Earlier this week, two of our staff (Ellen Cutter and Christa Spaht) were in Joplin, Missouri for a meeting with the Steering Committee of the seven-county Joplin Regional Prosperity Initiative. Even compared to other regional strategic processes that Market Street has facilitated over the years, the Joplin regional effort is an impressive undertaking. The region's seven communities span three states, which changes the dynamics dramatically from a one-state regional process. And then there is the fact that the population core of the region (Joplin and Duquesne) were dramatically and tragically impacted by a massive tornado just 11 months ago.
However, despite the challenges that may lie ahead, and in part, because of the challenges that have been overcome in less than a year, the leaders in this region are forging ahead with the work at hand. Since our first work in Joplin last June, our team has consistently been impressed by the region's optimism and the work ethic of business and political leaders as well as citizens called into leadership roles unexpectedly.

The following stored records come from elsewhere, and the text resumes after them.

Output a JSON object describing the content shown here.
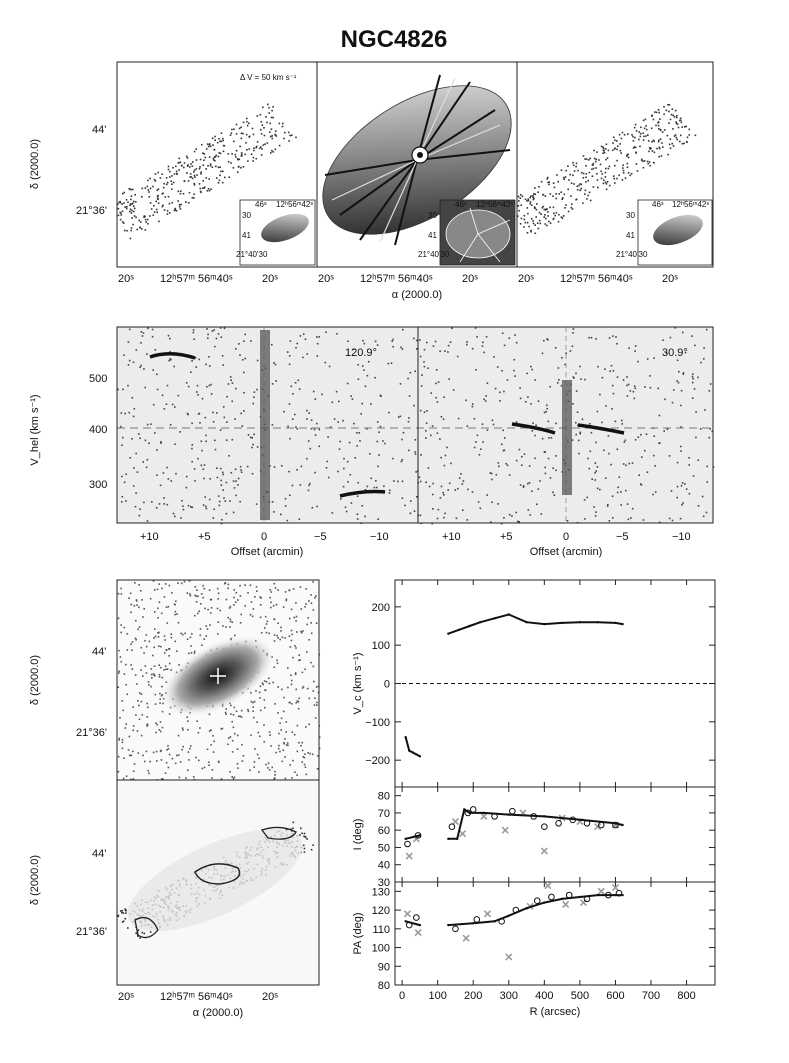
{
  "title": "NGC4826",
  "colors": {
    "frame": "#222222",
    "curve": "#111111",
    "gray_data": "#9a9a9a",
    "open_marker": "#111111",
    "cross_marker": "#9a9a9a"
  },
  "velfield": {
    "annotation": "Δ V = 50 km s⁻¹",
    "ylabel": "δ (2000.0)",
    "xlabel": "α (2000.0)",
    "yticks": [
      "44'",
      "21°36'"
    ],
    "xticks": [
      "20ˢ",
      "12ʰ57ᵐ 56ᵐ40ˢ",
      "20ˢ"
    ],
    "inset_xticks": [
      "46ˢ",
      "12ʰ56ᵐ42ˢ"
    ],
    "inset_yticks": [
      "30",
      "41",
      "21°40'30"
    ]
  },
  "pv": {
    "ylabel": "V_hel (km s⁻¹)",
    "xlabel": "Offset (arcmin)",
    "yticks": [
      "500",
      "400",
      "300"
    ],
    "xticks": [
      "+10",
      "+5",
      "0",
      "−5",
      "−10"
    ],
    "angle_left": "120.9°",
    "angle_right": "30.9°"
  },
  "image_panels": {
    "ylabel": "δ (2000.0)",
    "xlabel": "α (2000.0)",
    "yticks": [
      "44'",
      "21°36'"
    ],
    "xticks": [
      "20ˢ",
      "12ʰ57ᵐ 56ᵐ40ˢ",
      "20ˢ"
    ]
  },
  "chart_data": [
    {
      "type": "line",
      "panel": "rotation curve",
      "ylabel": "V_c (km s⁻¹)",
      "xlim": [
        -20,
        880
      ],
      "ylim": [
        -270,
        270
      ],
      "yticks": [
        200,
        100,
        0,
        -100,
        -200
      ],
      "zero_line": "dashed",
      "series": [
        {
          "x": [
            10,
            20,
            30,
            40,
            50
          ],
          "values": [
            -140,
            -175,
            -180,
            -185,
            -190
          ]
        },
        {
          "x": [
            130,
            160,
            190,
            220,
            260,
            300,
            350,
            400,
            450,
            500,
            550,
            600,
            620
          ],
          "values": [
            130,
            140,
            150,
            160,
            170,
            180,
            160,
            155,
            158,
            160,
            160,
            158,
            155
          ]
        }
      ]
    },
    {
      "type": "line",
      "panel": "inclination",
      "ylabel": "I (deg)",
      "xlim": [
        -20,
        880
      ],
      "ylim": [
        30,
        85
      ],
      "yticks": [
        80,
        70,
        60,
        50,
        40,
        30
      ],
      "series": [
        {
          "x": [
            10,
            50
          ],
          "values": [
            55,
            57
          ]
        },
        {
          "x": [
            130,
            155,
            175,
            190,
            230,
            300,
            400,
            500,
            600,
            620
          ],
          "values": [
            55,
            55,
            72,
            70,
            70,
            69,
            68,
            66,
            64,
            63
          ]
        }
      ],
      "open_markers": {
        "x": [
          15,
          45,
          140,
          185,
          200,
          260,
          310,
          370,
          400,
          440,
          480,
          520,
          560,
          600
        ],
        "y": [
          52,
          57,
          62,
          70,
          72,
          68,
          71,
          68,
          62,
          64,
          66,
          64,
          63,
          63
        ]
      },
      "crosses": {
        "x": [
          20,
          40,
          150,
          170,
          230,
          290,
          340,
          400,
          450,
          500,
          550,
          600
        ],
        "y": [
          45,
          55,
          65,
          58,
          68,
          60,
          70,
          48,
          67,
          65,
          62,
          63
        ]
      }
    },
    {
      "type": "line",
      "panel": "position angle",
      "ylabel": "PA (deg)",
      "xlabel": "R (arcsec)",
      "xlim": [
        -20,
        880
      ],
      "ylim": [
        80,
        135
      ],
      "yticks": [
        130,
        120,
        110,
        100,
        90,
        80
      ],
      "xticks": [
        0,
        100,
        200,
        300,
        400,
        500,
        600,
        700,
        800
      ],
      "series": [
        {
          "x": [
            10,
            50
          ],
          "values": [
            114,
            112
          ]
        },
        {
          "x": [
            130,
            200,
            260,
            300,
            350,
            400,
            450,
            500,
            550,
            600,
            620
          ],
          "values": [
            112,
            113,
            114,
            117,
            121,
            124,
            126,
            127,
            128,
            128,
            128
          ]
        }
      ],
      "open_markers": {
        "x": [
          20,
          40,
          150,
          210,
          280,
          320,
          380,
          420,
          470,
          520,
          580,
          610
        ],
        "y": [
          112,
          116,
          110,
          115,
          114,
          120,
          125,
          127,
          128,
          126,
          128,
          129
        ]
      },
      "crosses": {
        "x": [
          15,
          45,
          180,
          240,
          300,
          360,
          410,
          460,
          510,
          560,
          600
        ],
        "y": [
          118,
          108,
          105,
          118,
          95,
          122,
          133,
          123,
          124,
          130,
          132
        ]
      }
    }
  ]
}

During the Initiative's meeting on Tuesday, Steering Committee members discussed the findings and implications of our team's assessment of their competitiveness. While there are opportunities for improvement, there were also some points that supported some observations recently shared in a Wall Street Journal online article, which highlighted the speed of the Joplin recovery and reflected on the possible factors that have fostered recovery. I should note here that I wasn't wild about the ease with which the authors drew contrasting opinions about Tuscaloosa, Alabama's progress, but concede the validity of several arguments made in the article.

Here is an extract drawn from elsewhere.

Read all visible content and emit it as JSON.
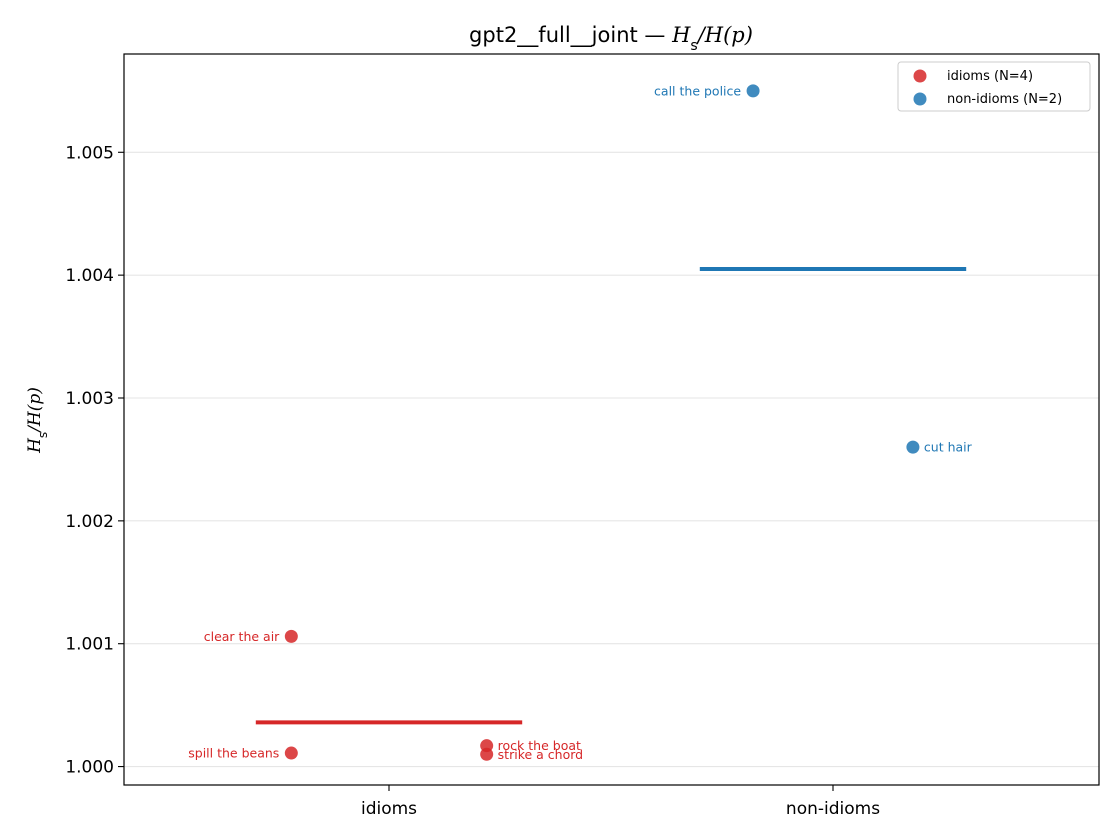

A couple of highlights from the research included the fact that, despite the effects of the May 22 tornado, Joplin school enrollment did not decrease from 2010 to 2011, but increased by 1.69%. Two weeks ago, a $62 million Joplin Schools bond referendum–the largest bond issue in the City of Joplin’s history–passed. In addition, the region's strong sense of charitable giving, which has been observed often in the national press, pushed the region ahead of two of its three comparison communities in terms of per capita giving.
For all of the big picture statistics, there are dozens of individual stories as well. One of Joplin's small business owners who lost her building during the tornado jumped right back in again to rebuild, like many others. We met this woman during an interview session last July and upon our sharing of her story, a cupcake and lemonade stand fundraiser was held here in Atlanta, sponsored by a lovely child I know very well (my oldest daughter). While the funds raised were not enough to make a huge financial dent in the woman's needs, the gratitude and excitement she showed in return certainly made an impact on us. Ellen Cutter snapped this photo of the newly rebuilt Cupcakes by Liz business - it serves as an inspiring reminder of the Joplin regional community's dedication to proving that despite the physical and human losses, the spirit of the community never disappeared.